In 2016, for example, the country earned a total of Sh120.6 billion from tea exports – a big chunk of which found its way into the bank accounts of local tea dealers.
But black tea is now facing some serious competition from its cousin purple tea – which contains a powerful antioxidant called anthocyanin.
Purple tea, which was introduced in Kenya in 2008 by the Kenya Tea Development Authority, is already gaining huge traction worldwide due to its perceived health benefits.
The commodity is currently being exported to many European countries, China, the United States, Japan and India with the number of orders from all over the world continuing to rise.
“Kenya is the only country in the world that grows purple tea and having a ready market for growers, with a good price on top, is a good motivation for producers to increase their production,” Head of Tea Directorate Sam Ogola said in a recent tea conference in the United States.
To protect its leaves from damage by the high UV radiation levels the plant is forced to produce antioxidants especially anthocyanin which gives the leaves their characteristic purple colour.
Anthocyanin is a compound which possesses numerous health benefits due to its ability to trace free radicals in the human body and to relieve inflammation in the cells.
Anthocyanin plays an important role in preventing and managing lifestyle diseases including cancer, diabetes and cardiovascular diseases.

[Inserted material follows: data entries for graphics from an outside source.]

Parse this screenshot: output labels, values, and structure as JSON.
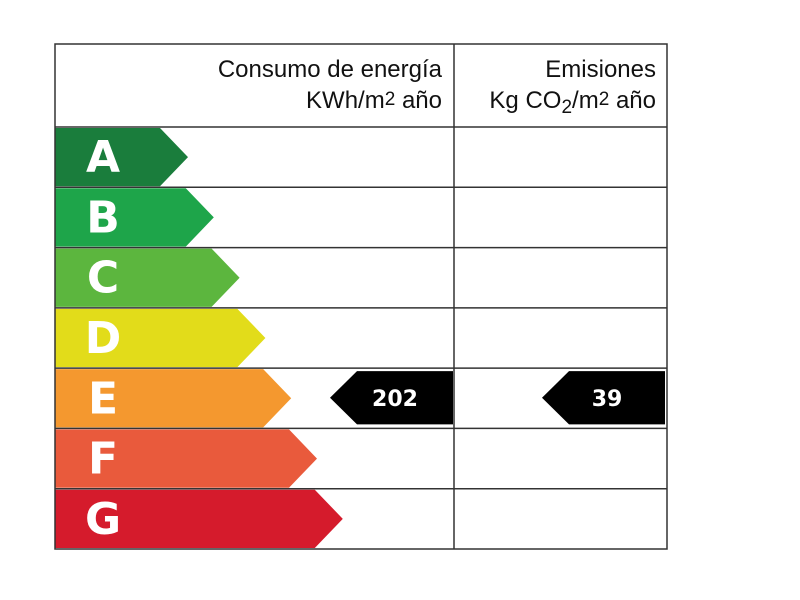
{
  "chart_data": {
    "type": "energy-rating",
    "header": {
      "energy_title": "Consumo de energía",
      "energy_unit": "KWh/m2 año",
      "emissions_title": "Emisiones",
      "emissions_unit": "Kg CO2/m2 año"
    },
    "classes": [
      {
        "letter": "A",
        "color": "#1a7d3c"
      },
      {
        "letter": "B",
        "color": "#1ea54a"
      },
      {
        "letter": "C",
        "color": "#5cb63e"
      },
      {
        "letter": "D",
        "color": "#e2dc1a"
      },
      {
        "letter": "E",
        "color": "#f4982f"
      },
      {
        "letter": "F",
        "color": "#e95a3c"
      },
      {
        "letter": "G",
        "color": "#d51b2c"
      }
    ],
    "energy": {
      "class": "E",
      "value": "202"
    },
    "emissions": {
      "class": "E",
      "value": "39"
    }
  }
}
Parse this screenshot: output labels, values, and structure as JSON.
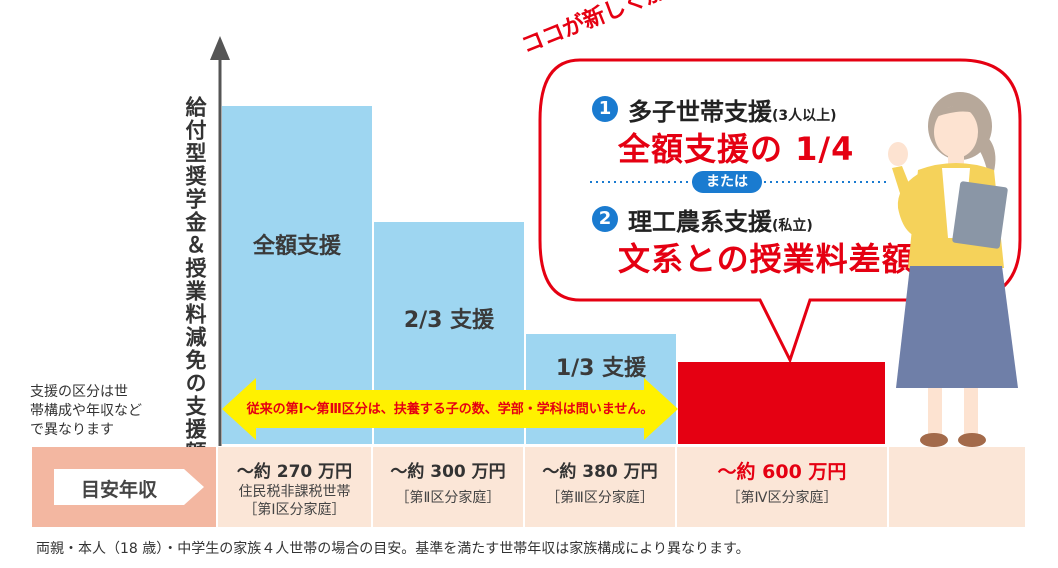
{
  "colors": {
    "bar_blue": "#9ed6f1",
    "bar_red": "#e50012",
    "band_pink": "#f3b7a1",
    "band_light": "#fbe6d7",
    "arrow_yellow": "#fff100",
    "accent_blue": "#1a7bd0",
    "text_red": "#e50012"
  },
  "chart_data": {
    "type": "bar",
    "ylabel": "給付型奨学金＆授業料減免の支援額",
    "categories": [
      "～約270万円",
      "～約300万円",
      "～約380万円",
      "～約600万円"
    ],
    "values": [
      1,
      0.6667,
      0.3333,
      0.25
    ],
    "bar_labels": [
      "全額支援",
      "2/3 支援",
      "1/3 支援",
      ""
    ],
    "bar_colors": [
      "#9ed6f1",
      "#9ed6f1",
      "#9ed6f1",
      "#e50012"
    ]
  },
  "left_note": [
    "支援の区分は世",
    "帯構成や年収など",
    "で異なります"
  ],
  "arrow_text": "従来の第Ⅰ～第Ⅲ区分は、扶養する子の数、学部・学科は問いません。",
  "income": {
    "header": "目安年収",
    "cols": [
      {
        "main": "～約 270 万円",
        "sub1": "住民税非課税世帯",
        "sub2": "［第Ⅰ区分家庭］"
      },
      {
        "main": "～約 300 万円",
        "sub1": "［第Ⅱ区分家庭］",
        "sub2": ""
      },
      {
        "main": "～約 380 万円",
        "sub1": "［第Ⅲ区分家庭］",
        "sub2": ""
      },
      {
        "main": "～約 600 万円",
        "sub1": "［第Ⅳ区分家庭］",
        "sub2": ""
      }
    ]
  },
  "bubble": {
    "headline": "ココが新しく加わります！",
    "item1_num": "1",
    "item1_title": "多子世帯支援",
    "item1_note": "(3人以上)",
    "item1_big": "全額支援の 1/4",
    "or_label": "または",
    "item2_num": "2",
    "item2_title": "理工農系支援",
    "item2_note": "(私立)",
    "item2_big": "文系との授業料差額"
  },
  "footnote": "両親・本人（18 歳）・中学生の家族４人世帯の場合の目安。基準を満たす世帯年収は家族構成により異なります。"
}
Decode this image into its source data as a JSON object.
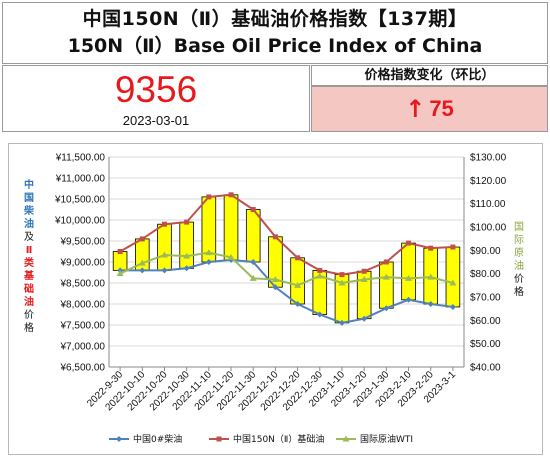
{
  "header": {
    "title_cn": "中国150N（Ⅱ）基础油价格指数【137期】",
    "title_en": "150N（Ⅱ）Base Oil Price Index of China"
  },
  "index": {
    "value": "9356",
    "date": "2023-03-01"
  },
  "change": {
    "label": "价格指数变化（环比）",
    "arrow": "↑",
    "value": "75"
  },
  "colors": {
    "index_red": "#e8191d",
    "change_bg": "#f4c7c3",
    "candle_fill": "#ffff00",
    "diesel_line": "#4f81bd",
    "baseoil_line": "#c0504d",
    "wti_line": "#9bbb59"
  },
  "chart_data": {
    "type": "line",
    "left_axis_label": {
      "blue_part": [
        "中",
        "国",
        "柴",
        "油"
      ],
      "mid_part": [
        "及"
      ],
      "red_part": [
        "Ⅱ",
        "类",
        "基",
        "础",
        "油"
      ],
      "tail_part": [
        "价",
        "格"
      ]
    },
    "right_axis_label": {
      "green_part": [
        "国",
        "际",
        "原",
        "油"
      ],
      "tail_part": [
        "价",
        "格"
      ]
    },
    "categories": [
      "2022-9-30",
      "2022-10-10",
      "2022-10-20",
      "2022-10-30",
      "2022-11-10",
      "2022-11-20",
      "2022-11-30",
      "2022-12-10",
      "2022-12-20",
      "2022-12-30",
      "2023-1-10",
      "2023-1-20",
      "2023-1-30",
      "2023-2-10",
      "2023-2-20",
      "2023-3-1"
    ],
    "left_ticks": [
      "¥11,500.00",
      "¥11,000.00",
      "¥10,500.00",
      "¥10,000.00",
      "¥9,500.00",
      "¥9,000.00",
      "¥8,500.00",
      "¥8,000.00",
      "¥7,500.00",
      "¥7,000.00",
      "¥6,500.00"
    ],
    "left_ylim": [
      6500,
      11500
    ],
    "right_ticks": [
      "$130.00",
      "$120.00",
      "$110.00",
      "$100.00",
      "$90.00",
      "$80.00",
      "$70.00",
      "$60.00",
      "$50.00",
      "$40.00"
    ],
    "right_ylim": [
      40,
      130
    ],
    "series": [
      {
        "name": "中国0#柴油",
        "axis": "left",
        "values": [
          8800,
          8800,
          8800,
          8850,
          9000,
          9050,
          9000,
          8400,
          8000,
          7750,
          7550,
          7650,
          7900,
          8100,
          8000,
          7930
        ]
      },
      {
        "name": "中国150N（Ⅱ）基础油",
        "axis": "left",
        "values": [
          9250,
          9550,
          9900,
          9950,
          10550,
          10600,
          10250,
          9600,
          9100,
          8800,
          8700,
          8780,
          9000,
          9450,
          9330,
          9356
        ]
      },
      {
        "name": "国际原油WTI",
        "axis": "right",
        "values": [
          80,
          84.5,
          88,
          87.5,
          89,
          87,
          78,
          77.5,
          75,
          79,
          76,
          77.5,
          78.5,
          78,
          78.5,
          76
        ]
      }
    ],
    "grid": true,
    "legend_position": "bottom"
  }
}
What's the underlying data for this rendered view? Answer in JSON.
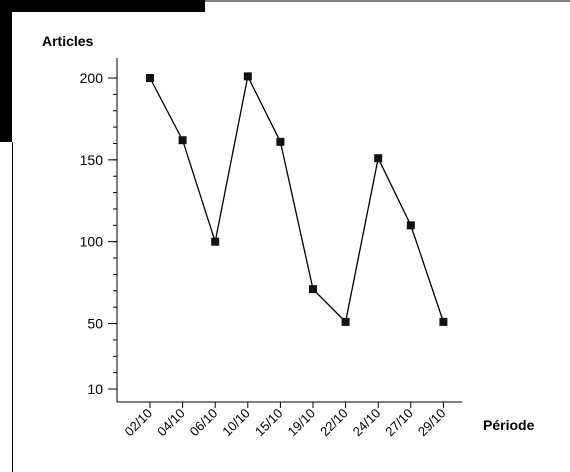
{
  "chart_data": {
    "type": "line",
    "ylabel": "Articles",
    "xlabel": "Période",
    "categories": [
      "02/10",
      "04/10",
      "06/10",
      "10/10",
      "15/10",
      "19/10",
      "22/10",
      "24/10",
      "27/10",
      "29/10"
    ],
    "series": [
      {
        "values": [
          200,
          162,
          100,
          201,
          161,
          71,
          51,
          151,
          110,
          51
        ]
      }
    ],
    "yticks": [
      10,
      50,
      100,
      150,
      200
    ],
    "ylim": [
      0,
      215
    ],
    "grid": false,
    "marker": "square",
    "line_color": "#000000",
    "marker_color": "#111111"
  }
}
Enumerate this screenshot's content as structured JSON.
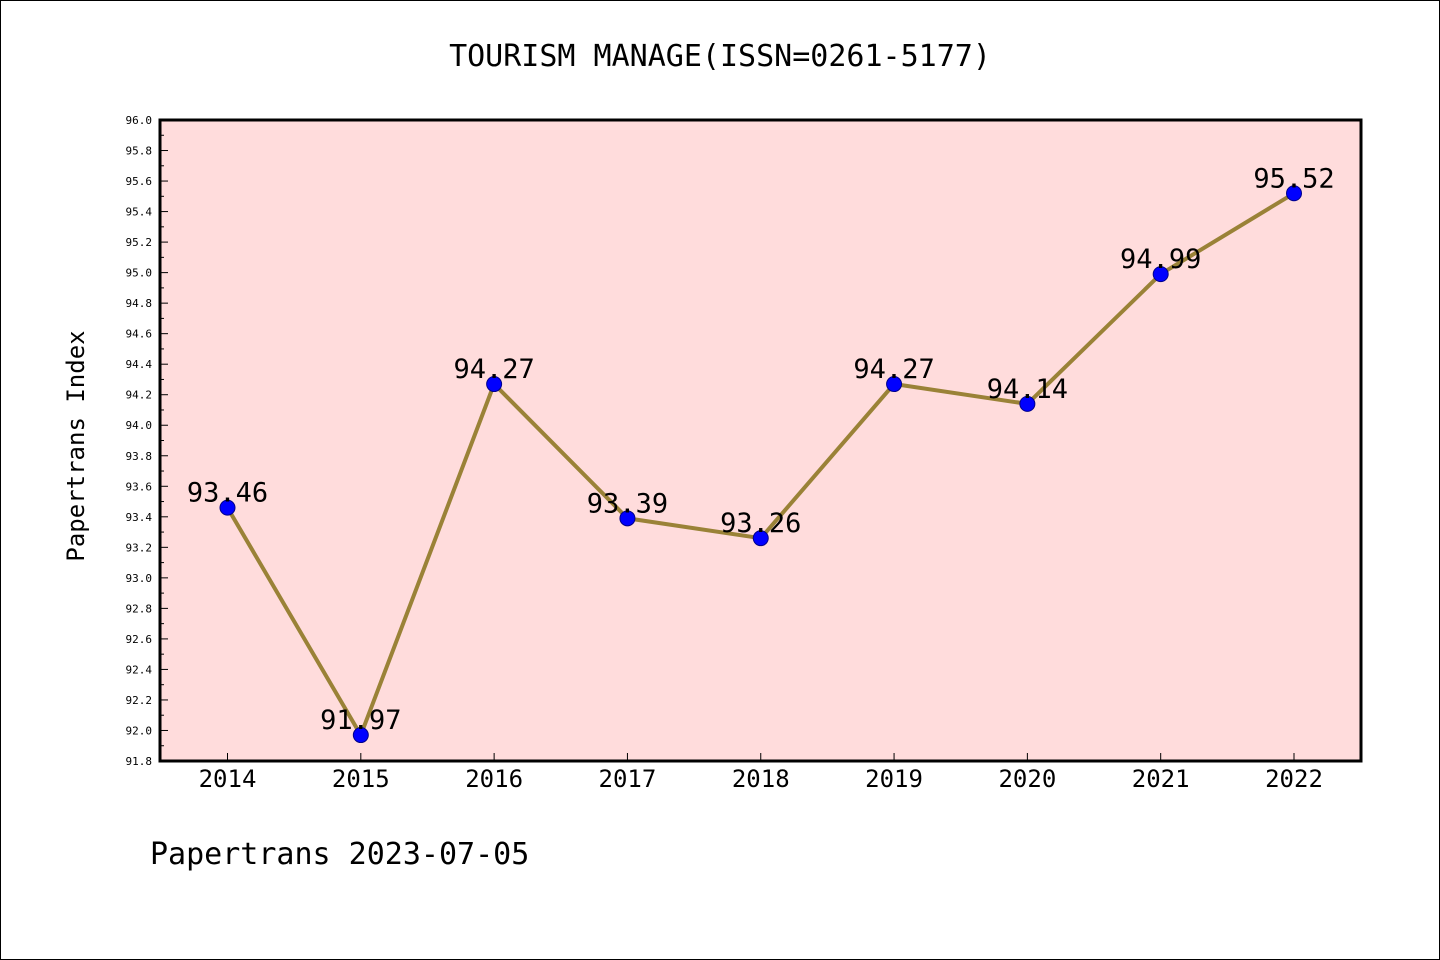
{
  "chart_data": {
    "type": "line",
    "title": "TOURISM MANAGE(ISSN=0261-5177)",
    "xlabel": "",
    "ylabel": "Papertrans Index",
    "categories": [
      "2014",
      "2015",
      "2016",
      "2017",
      "2018",
      "2019",
      "2020",
      "2021",
      "2022"
    ],
    "values": [
      93.46,
      91.97,
      94.27,
      93.39,
      93.26,
      94.27,
      94.14,
      94.99,
      95.52
    ],
    "value_labels": [
      "93.46",
      "91.97",
      "94.27",
      "93.39",
      "93.26",
      "94.27",
      "94.14",
      "94.99",
      "95.52"
    ],
    "ylim": [
      91.8,
      96.0
    ],
    "yticks": [
      "91.8",
      "92.0",
      "92.2",
      "92.4",
      "92.6",
      "92.8",
      "93.0",
      "93.2",
      "93.4",
      "93.6",
      "93.8",
      "94.0",
      "94.2",
      "94.4",
      "94.6",
      "94.8",
      "95.0",
      "95.2",
      "95.4",
      "95.6",
      "95.8",
      "96.0"
    ],
    "grid": false,
    "legend": "none",
    "colors": {
      "plot_background": "#ffdcdc",
      "line": "#9a8237",
      "marker": "#0000ff"
    }
  },
  "footer": {
    "text": "Papertrans 2023-07-05"
  }
}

It also aids in the metabolism of cholesterol leading to weight loss.
Besides being rich in antioxidants, the purple teas has a very low caffeine content making it a great option for those who want to enjoy a great drink and still avoid symptoms associated with caffeine consumption.
Owing to its significant health benefits, it is more costly than other orthodox teas and can be considered an upmarket product. Locally a 1kg packet of processed purple tea retails at Sh2000 while a similar amount of black tea sells at Sh350.
In japan, purple tea is famed for its benefits to the skin such as anti-ageing abilities, oxygenation and evening out of the skin tone. It is also used on the scalp to prevent hair loss.
Purple tea is expected to be a game charger for Kenyan farmers and entrepreneurs since it gives them an advantage in the competitive global market currently riddled with the mass produced black tea.